当 channel 异常断开当时候，会被 handleChannelError 捕获并尝试重新调用 subscribeNow 来建立连接，如果失败会根据默认的重试配置在一定间隔后递归调用 handleChannelError 来无限尝试重连。

  function handleChannelError(session, config, removeErrorHandlers, attempts, err) {
    debug('Handling channel error: %s from %s using channel: %s', err.message, config.name, session._getRascalChannelId());
    if (removeErrorHandlers) removeErrorHandlers();
    session.emit('error', err);
    config.retry && subscribeNow(session, config, function(err) {
      if (!err) return;
      var delay = timer.next();
      debug('Will attempt resubscription(%d) to %s in %dms', attempts + 1, config.name, delay);
      return setTimeout(handleChannelError.bind(null, session, config, null, attempts + 1, err), delay).unref();
    });
  }

消息 ACK

肯定确认，用于消息正常处理或者因为幂等和其他原因忽略此消息的情况。

aclOrNack()

否定确认，消息会被删除。如果配置了死信队列，会被保存到死信队列。

ackorNack(err) 

否定确认，要求在 defer 延迟后重发消息，消息会被重新放到队列前面。

ackorNack(err, { strategy: "nack", requeue: true, defer: 5000 })

否定确认，要求在 defer 延迟后重发消息，消息会被放到队列后面，原理是复制此条消息然后重新发送，使用确认模式，发送完成后 ack 源消息。如果配置了 attempts ，则达到 attempts 次数后，消息会 nack , 等同 ackorNack(err)

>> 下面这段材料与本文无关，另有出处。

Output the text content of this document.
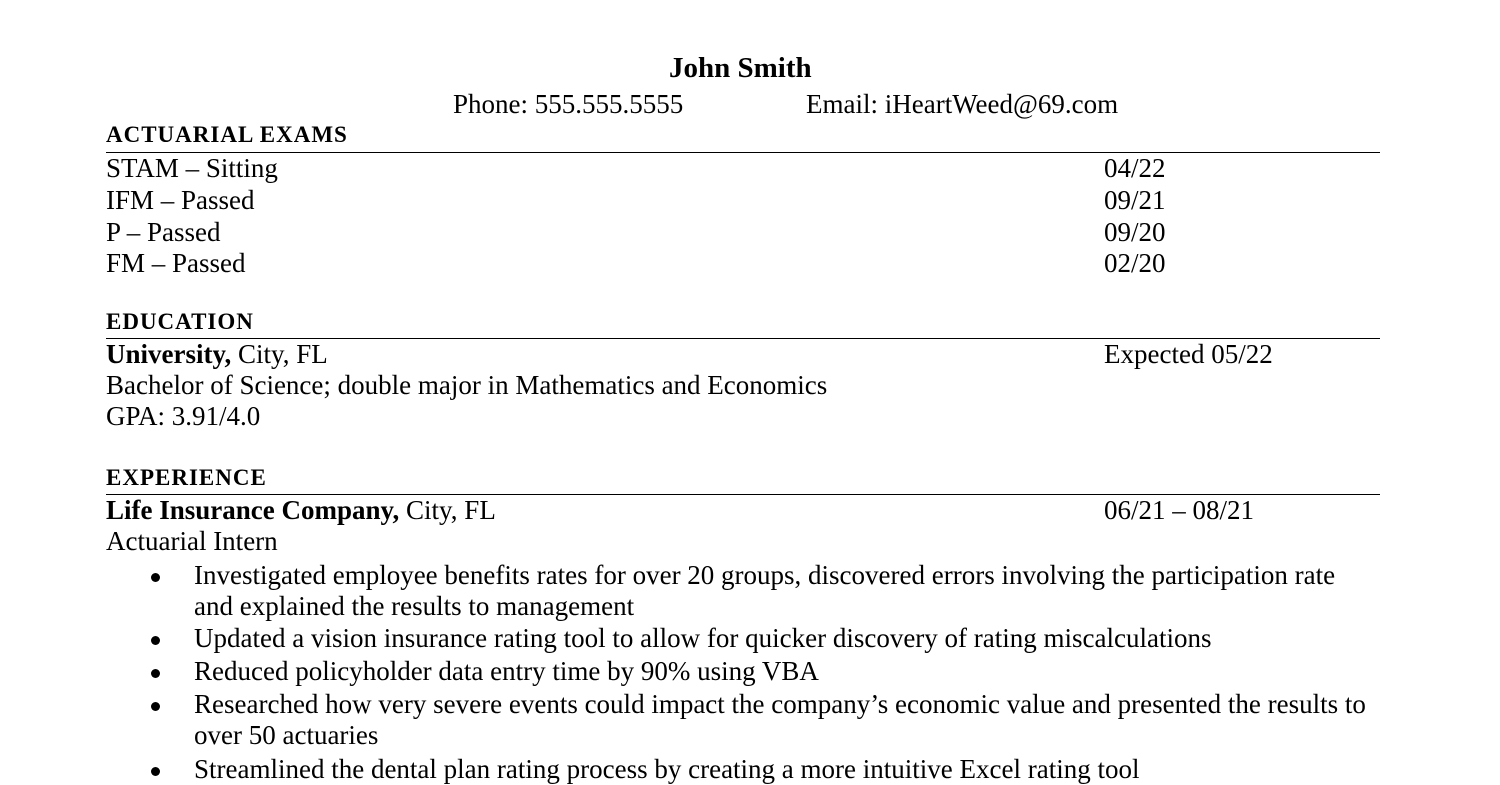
John Smith
Phone: 555.555.5555	Email: iHeartWeed@69.com
ACTUARIAL EXAMS
STAM – Sitting	04/22
IFM – Passed	09/21
P – Passed	09/20
FM – Passed	02/20
EDUCATION
University, City, FL	Expected 05/22
Bachelor of Science; double major in Mathematics and Economics
GPA: 3.91/4.0
EXPERIENCE
Life Insurance Company, City, FL	06/21 – 08/21
Actuarial Intern
Investigated employee benefits rates for over 20 groups, discovered errors involving the participation rate
and explained the results to management
Updated a vision insurance rating tool to allow for quicker discovery of rating miscalculations
Reduced policyholder data entry time by 90% using VBA
Researched how very severe events could impact the company’s economic value and presented the results to
over 50 actuaries
Streamlined the dental plan rating process by creating a more intuitive Excel rating tool
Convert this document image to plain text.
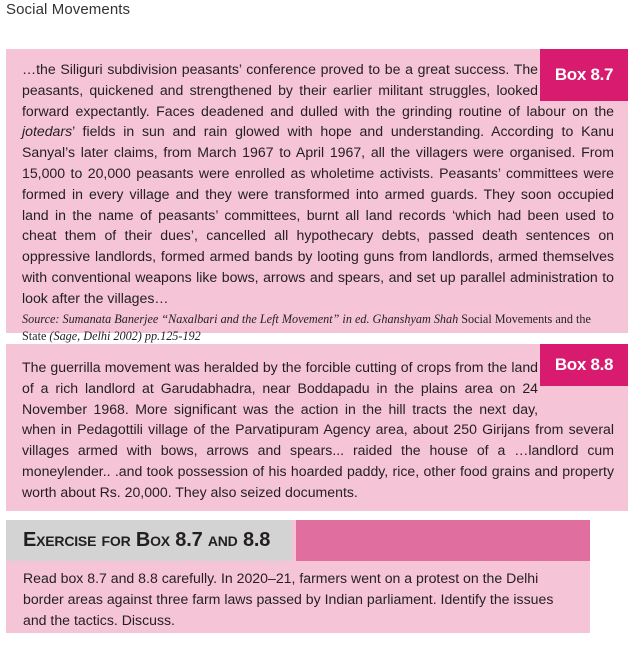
Social Movements
Box 8.7

…the Siliguri subdivision peasants’ conference proved to be a great success. The peasants, quickened and strengthened by their earlier militant struggles, looked forward expectantly. Faces deadened and dulled with the grinding routine of labour on the jotedars’ fields in sun and rain glowed with hope and understanding. According to Kanu Sanyal’s later claims, from March 1967 to April 1967, all the villagers were organised. From 15,000 to 20,000 peasants were enrolled as wholetime activists. Peasants’ committees were formed in every village and they were transformed into armed guards. They soon occupied land in the name of peasants’ committees, burnt all land records ‘which had been used to cheat them of their dues’, cancelled all hypothecary debts, passed death sentences on oppressive landlords, formed armed bands by looting guns from landlords, armed themselves with conventional weapons like bows, arrows and spears, and set up parallel administration to look after the villages…

Source: Sumanata Banerjee “Naxalbari and the Left Movement” in ed. Ghanshyam Shah Social Movements and the State (Sage, Delhi 2002) pp.125-192

Box 8.8

The guerrilla movement was heralded by the forcible cutting of crops from the land of a rich landlord at Garudabhadra, near Boddapadu in the plains area on 24 November 1968. More significant was the action in the hill tracts the next day, when in Pedagottili village of the Parvatipuram Agency area, about 250 Girijans from several villages armed with bows, arrows and spears... raided the house of a …landlord cum moneylender.. .and took possession of his hoarded paddy, rice, other food grains and property worth about Rs. 20,000. They also seized documents.

Exercise for Box 8.7 and 8.8

Read box 8.7 and 8.8 carefully. In 2020–21, farmers went on a protest on the Delhi border areas against three farm laws passed by Indian parliament. Identify the issues and the tactics. Discuss.
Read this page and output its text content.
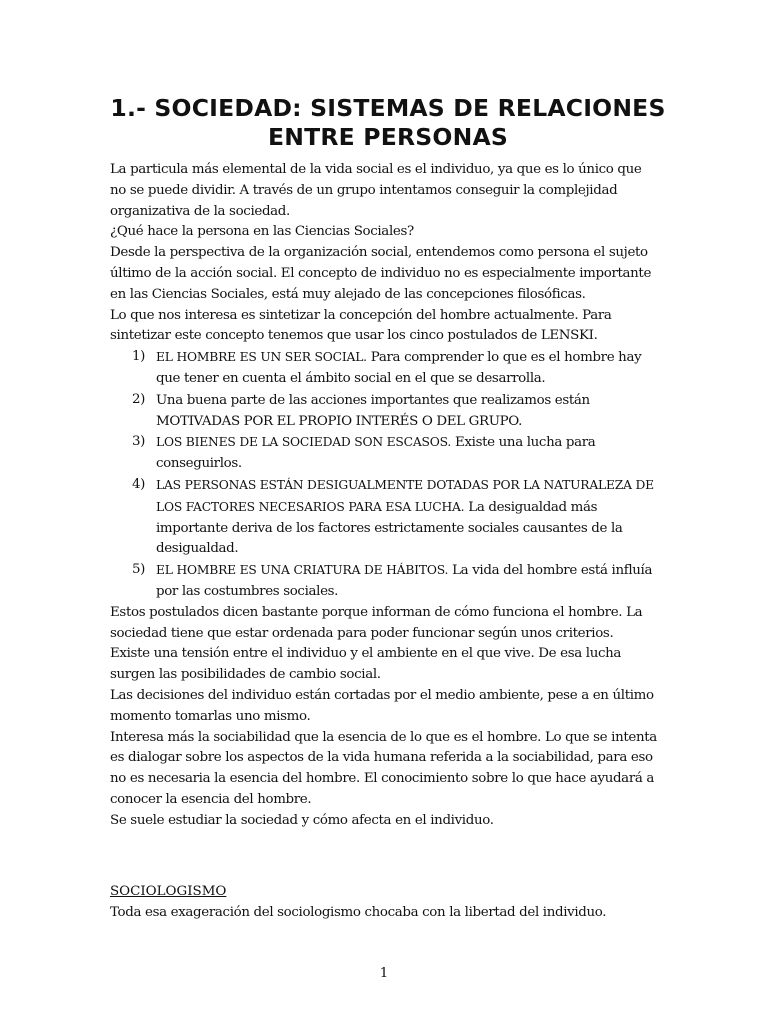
1.- SOCIEDAD: SISTEMAS DE RELACIONES
ENTRE PERSONAS
La particula más elemental de la vida social es el individuo, ya que es lo único que no se puede dividir. A través de un grupo intentamos conseguir la complejidad organizativa de la sociedad.
¿Qué hace la persona en las Ciencias Sociales?
Desde la perspectiva de la organización social, entendemos como persona el sujeto último de la acción social. El concepto de individuo no es especialmente importante en las Ciencias Sociales, está muy alejado de las concepciones filosóficas.
Lo que nos interesa es sintetizar la concepción del hombre actualmente. Para sintetizar este concepto tenemos que usar los cinco postulados de LENSKI.
1) EL HOMBRE ES UN SER SOCIAL. Para comprender lo que es el hombre hay que tener en cuenta el ámbito social en el que se desarrolla.
2) Una buena parte de las acciones importantes que realizamos están MOTIVADAS POR EL PROPIO INTERÉS O DEL GRUPO.
3) LOS BIENES DE LA SOCIEDAD SON ESCASOS. Existe una lucha para conseguirlos.
4) LAS PERSONAS ESTÁN DESIGUALMENTE DOTADAS POR LA NATURALEZA DE LOS FACTORES NECESARIOS PARA ESA LUCHA. La desigualdad más importante deriva de los factores estrictamente sociales causantes de la desigualdad.
5) EL HOMBRE ES UNA CRIATURA DE HÁBITOS. La vida del hombre está influía por las costumbres sociales.
Estos postulados dicen bastante porque informan de cómo funciona el hombre. La sociedad tiene que estar ordenada para poder funcionar según unos criterios.
Existe una tensión entre el individuo y el ambiente en el que vive. De esa lucha surgen las posibilidades de cambio social.
Las decisiones del individuo están cortadas por el medio ambiente, pese a en último momento tomarlas uno mismo.
Interesa más la sociabilidad que la esencia de lo que es el hombre. Lo que se intenta es dialogar sobre los aspectos de la vida humana referida a la sociabilidad, para eso no es necesaria la esencia del hombre. El conocimiento sobre lo que hace ayudará a conocer la esencia del hombre.
Se suele estudiar la sociedad y cómo afecta en el individuo.
SOCIOLOGISMO
Toda esa exageración del sociologismo chocaba con la libertad del individuo.
1
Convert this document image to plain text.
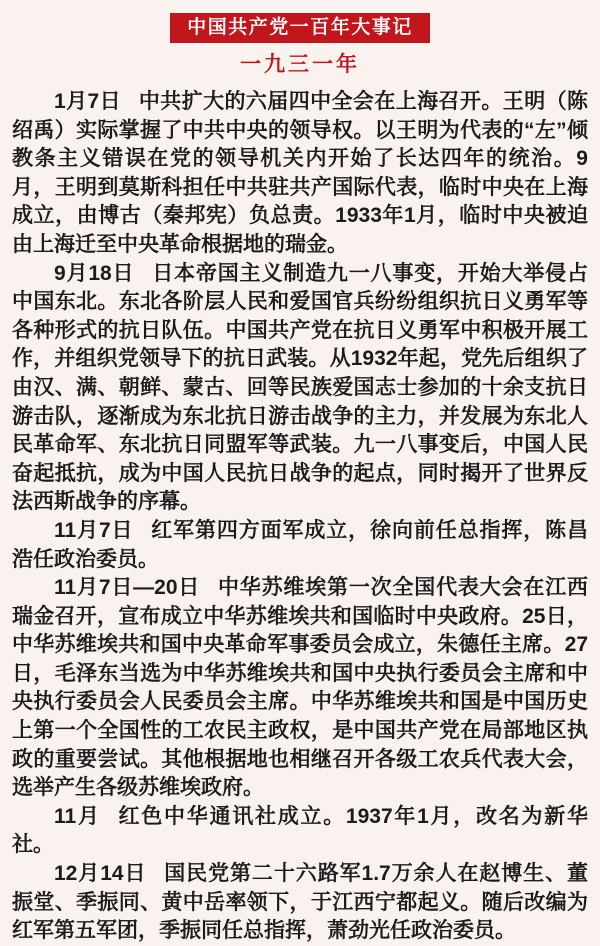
中国共产党一百年大事记
一九三一年

1月7日 中共扩大的六届四中全会在上海召开。王明（陈绍禹）实际掌握了中共中央的领导权。以王明为代表的“左”倾教条主义错误在党的领导机关内开始了长达四年的统治。9月，王明到莫斯科担任中共驻共产国际代表，临时中央在上海成立，由博古（秦邦宪）负总责。1933年1月，临时中央被迫由上海迁至中央革命根据地的瑞金。

9月18日 日本帝国主义制造九一八事变，开始大举侵占中国东北。东北各阶层人民和爱国官兵纷纷组织抗日义勇军等各种形式的抗日队伍。中国共产党在抗日义勇军中积极开展工作，并组织党领导下的抗日武装。从1932年起，党先后组织了由汉、满、朝鲜、蒙古、回等民族爱国志士参加的十余支抗日游击队，逐渐成为东北抗日游击战争的主力，并发展为东北人民革命军、东北抗日同盟军等武装。九一八事变后，中国人民奋起抵抗，成为中国人民抗日战争的起点，同时揭开了世界反法西斯战争的序幕。

11月7日 红军第四方面军成立，徐向前任总指挥，陈昌浩任政治委员。

11月7日—20日 中华苏维埃第一次全国代表大会在江西瑞金召开，宣布成立中华苏维埃共和国临时中央政府。25日，中华苏维埃共和国中央革命军事委员会成立，朱德任主席。27日，毛泽东当选为中华苏维埃共和国中央执行委员会主席和中央执行委员会人民委员会主席。中华苏维埃共和国是中国历史上第一个全国性的工农民主政权，是中国共产党在局部地区执政的重要尝试。其他根据地也相继召开各级工农兵代表大会，选举产生各级苏维埃政府。

11月 红色中华通讯社成立。1937年1月，改名为新华社。

12月14日 国民党第二十六路军1.7万余人在赵博生、董振堂、季振同、黄中岳率领下，于江西宁都起义。随后改编为红军第五军团，季振同任总指挥，萧劲光任政治委员。
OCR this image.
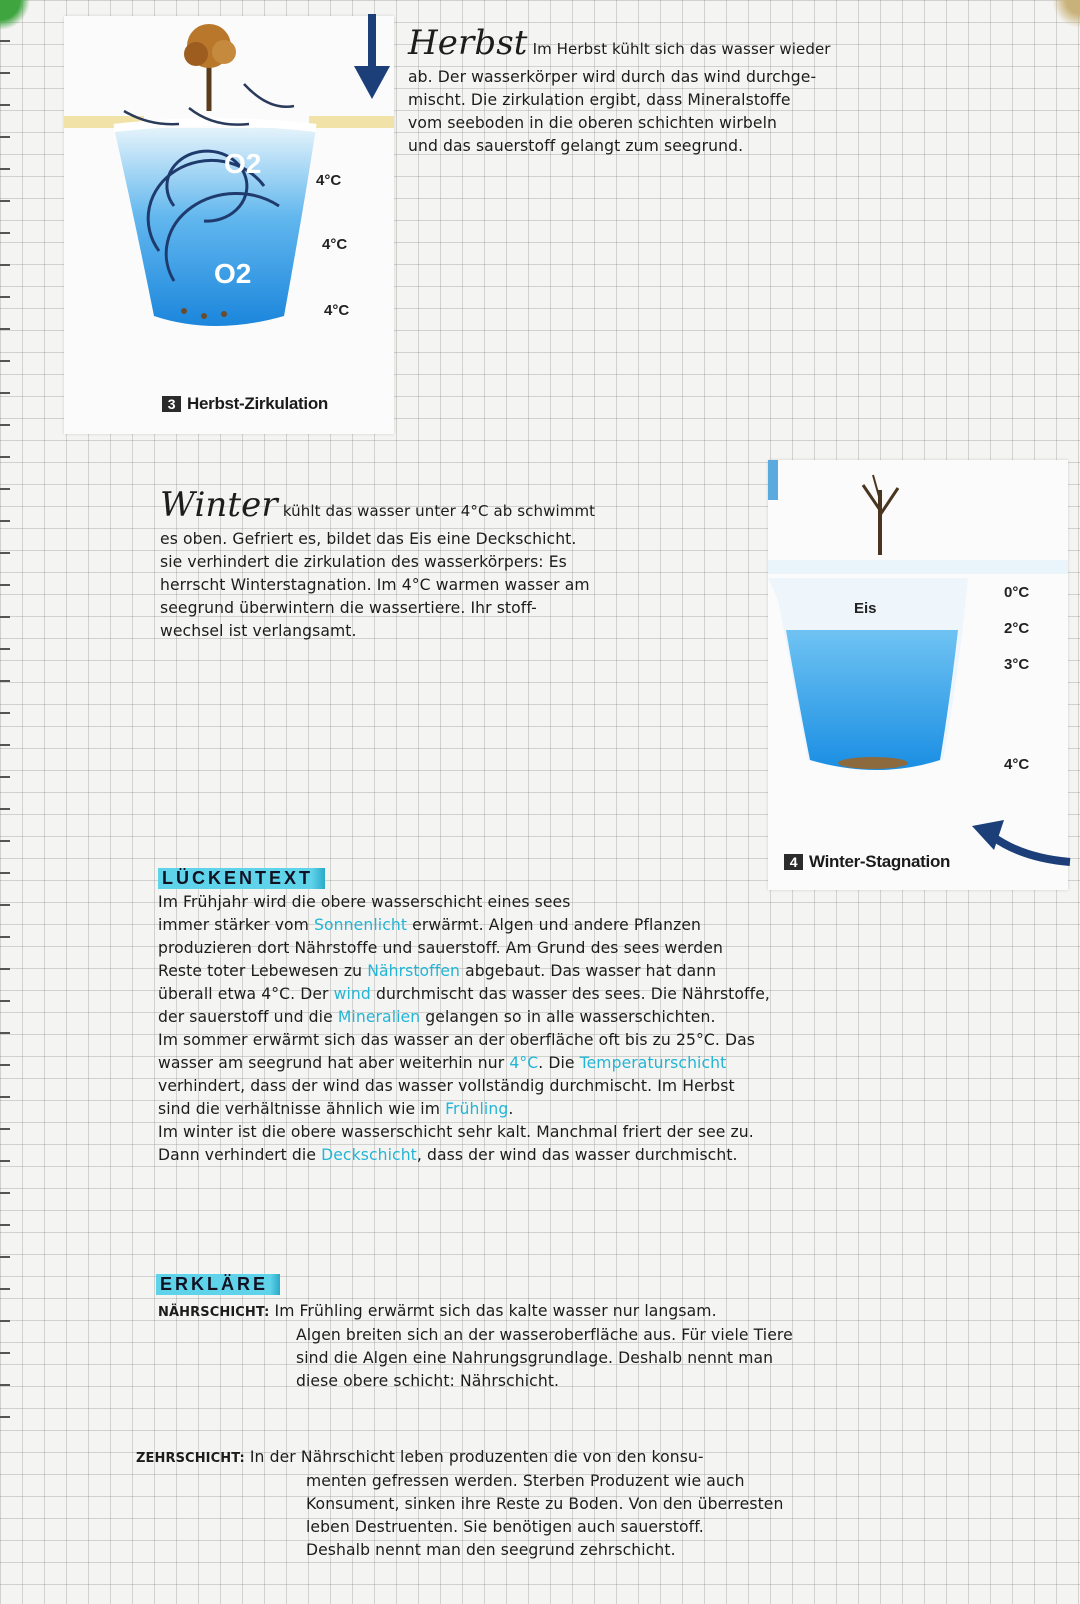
O2
O2
4°C
4°C
4°C
3 Herbst-Zirkulation
Herbst Im Herbst kühlt sich das wasser wieder
ab. Der wasserkörper wird durch das wind durchge-
mischt. Die zirkulation ergibt, dass Mineralstoffe
vom seeboden in die oberen schichten wirbeln
und das sauerstoff gelangt zum seegrund.
Winter kühlt das wasser unter 4°C ab schwimmt
es oben. Gefriert es, bildet das Eis eine Deckschicht.
sie verhindert die zirkulation des wasserkörpers: Es
herrscht Winterstagnation. Im 4°C warmen wasser am
seegrund überwintern die wassertiere. Ihr stoff-
wechsel ist verlangsamt.
Eis
0°C
2°C
3°C
4°C
4 Winter-Stagnation
LÜCKENTEXT
Im Frühjahr wird die obere wasserschicht eines sees
immer stärker vom Sonnenlicht erwärmt. Algen und andere Pflanzen
produzieren dort Nährstoffe und sauerstoff. Am Grund des sees werden
Reste toter Lebewesen zu Nährstoffen abgebaut. Das wasser hat dann
überall etwa 4°C. Der wind durchmischt das wasser des sees. Die Nährstoffe,
der sauerstoff und die Mineralien gelangen so in alle wasserschichten.
Im sommer erwärmt sich das wasser an der oberfläche oft bis zu 25°C. Das
wasser am seegrund hat aber weiterhin nur 4°C. Die Temperaturschicht
verhindert, dass der wind das wasser vollständig durchmischt. Im Herbst
sind die verhältnisse ähnlich wie im Frühling.
Im winter ist die obere wasserschicht sehr kalt. Manchmal friert der see zu.
Dann verhindert die Deckschicht, dass der wind das wasser durchmischt.
ERKLÄRE
NÄHRSCHICHT: Im Frühling erwärmt sich das kalte wasser nur langsam.
Algen breiten sich an der wasseroberfläche aus. Für viele Tiere
sind die Algen eine Nahrungsgrundlage. Deshalb nennt man
diese obere schicht: Nährschicht.
ZEHRSCHICHT: In der Nährschicht leben produzenten die von den konsu-
menten gefressen werden. Sterben Produzent wie auch
Konsument, sinken ihre Reste zu Boden. Von den überresten
leben Destruenten. Sie benötigen auch sauerstoff.
Deshalb nennt man den seegrund zehrschicht.
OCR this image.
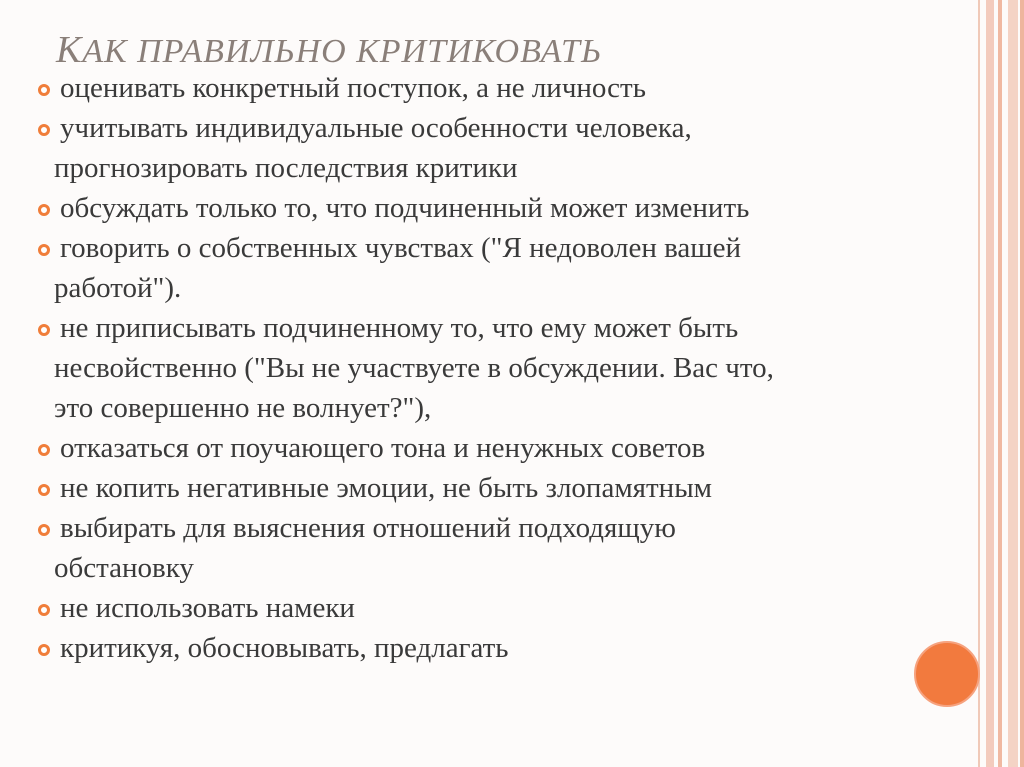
КАК ПРАВИЛЬНО КРИТИКОВАТЬ
оценивать конкретный поступок, а не личность
учитывать индивидуальные особенности человека,
прогнозировать последствия критики
обсуждать только то, что подчиненный может изменить
говорить о собственных чувствах ("Я недоволен вашей
работой").
не приписывать подчиненному то, что ему может быть
несвойственно ("Вы не участвуете в обсуждении. Вас что,
это совершенно не волнует?"),
отказаться от поучающего тона и ненужных советов
не копить негативные эмоции, не быть злопамятным
выбирать для выяснения отношений подходящую
обстановку
не использовать намеки
критикуя, обосновывать, предлагать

ackOrNack(err, { strategy: 'republish', defer: 1000, attempts: 10 })

否定确认，attempts 次数内尝试转发到指定的 publication，如果将该 publication 路由到延迟队列，延迟队列再配置死信 exchange，在消息超时后通过死信 exchange 路由重新到队列，功能和 republish 差不多，但是超时的状态和消息保存在额外队列中，不会因为应用重启等原因导致重启计时器。

ackOrNack(err, { strategy: 'forward', publication: 'some_exchange' , attempts: 10 })